While clubroot zoospores require moisture in the soil to swim to a canola root, dry conditions don’t always mean clubroot won’t infect the plant. Gossen says in 2009, rain didn’t fall until July in Alberta, and researchers thought there would be less clubroot. That wasn’t the case. Three weeks after the first rain, infection was identified and at the end of the season, the researchers saw the biggest galls they had ever seen.

Tight canola rotations are one of the reasons clubroot is spreading. A two to three year break can reduce spore levels in soil by 90 to 99 per cent. However, under heavy spore loads, the remaining spores can still cause high enough disease levels to create 100 per cent yield loss.

Resistant varieties also help minimize the damage, but in Alberta different pathotypes capable of overwhelming the resistant genes were present in many fields within four years of the introduction of the first resistant variety.

 

Pattern of occurrence in fields. Photo courtesy of Strelkov.

Management options for small patches

Sanitation has long been promoted when moving equipment and vehicles from field to field. When leaving a field, scrape off lumps and caked soil to help limit the spread of the spores from field to field. High-pressure rinses and sanitation with bleach to kill the spores are also promoted, but are time-consuming.

“Outside of the oil patch, I don’t think anyone is spraying caustic bleach on their equipment. Most just knock off the dirt,” Gossen says. “But if I was in Manitoba and brought in a used combine from Alberta, I would clean and sanitize that combine inside and out.”

Clubroot prefers soil pH below 7.2, and researchers have found that liming soils with hydrated lime to raise pH can help reduce clubroot infection. But at six to seven tonnes per acre at $1,000 per tonne, the cost is prohibitive on a field scale basis. Gossen says that liming may be a good tool for patch management when the disease is first getting established in a field. However, with good moisture and high soil temperatures, clubroot can still develop, so liming is not the complete answer.

Gossen also conducted research into the effect of soil type, organic matter, and compaction on clubroot severity. He found that soil type or organic matter had very little affect on severity, but clubroot was more severe on compacted soils. Field entrances are generally more compacted than the rest of the field, so minimizing compaction may help to minimize the severity of clubroot in those areas.

He found that soil type or organic matter had very little affect on severity, but clubroot was more severe on compacted soils.

When clubroot is first identified in a small patch, Gossen recommends farmers mark out at least twice the infected area in every direction and exclude traffic. If possible, canola roots with clubroot galls should be removed from the field and burned to destroy the spores.

The next step Gossen recommends is to incorporate lime to bring pH up to 7.5, and then seed a sod-forming grass to provide a break from canola and to prevent the movement of spores. Once the sod is established, traffic over the grass can resume.

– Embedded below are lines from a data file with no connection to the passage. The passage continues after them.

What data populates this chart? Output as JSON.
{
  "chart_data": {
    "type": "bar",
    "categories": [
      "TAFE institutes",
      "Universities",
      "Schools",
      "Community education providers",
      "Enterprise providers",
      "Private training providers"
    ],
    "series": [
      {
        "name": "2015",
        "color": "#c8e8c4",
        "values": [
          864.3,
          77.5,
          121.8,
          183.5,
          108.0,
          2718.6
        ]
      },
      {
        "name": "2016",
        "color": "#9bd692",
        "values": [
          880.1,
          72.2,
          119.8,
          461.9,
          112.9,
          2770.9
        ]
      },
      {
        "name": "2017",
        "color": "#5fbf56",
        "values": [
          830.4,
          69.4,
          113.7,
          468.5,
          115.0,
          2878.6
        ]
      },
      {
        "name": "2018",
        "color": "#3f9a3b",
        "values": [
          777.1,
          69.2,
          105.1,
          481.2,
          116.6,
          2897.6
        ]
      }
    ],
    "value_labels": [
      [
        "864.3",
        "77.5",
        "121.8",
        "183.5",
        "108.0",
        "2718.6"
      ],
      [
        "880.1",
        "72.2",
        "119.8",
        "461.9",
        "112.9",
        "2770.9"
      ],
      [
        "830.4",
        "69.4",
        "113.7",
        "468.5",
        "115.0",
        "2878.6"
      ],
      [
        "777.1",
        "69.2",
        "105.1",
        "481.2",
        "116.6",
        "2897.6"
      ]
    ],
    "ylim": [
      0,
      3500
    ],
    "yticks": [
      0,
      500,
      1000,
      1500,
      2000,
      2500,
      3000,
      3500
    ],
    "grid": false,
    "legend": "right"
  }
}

The sod patches can be monitored over the years by soil sampling to monitor spore concentrations. When spore levels fall to a low level, the sod could be broken up and re-cropping with a clubroot-resistant variety resumed on a three-year (or longer) rotation.

Gossen suggests a permanent grass cover be established at the field entrance, because this is where equipment is dropped and clubroot often gets a foothold. He says the Canola Council of Canada builds on that recommendation by recommending a different, grassed exit for infested fields, where equipment can be cleaned off before moving to the next field.

“No single approach will work on its own,” Gossen says. “That’s the take-home message. You just can’t rely on resistant varieties.”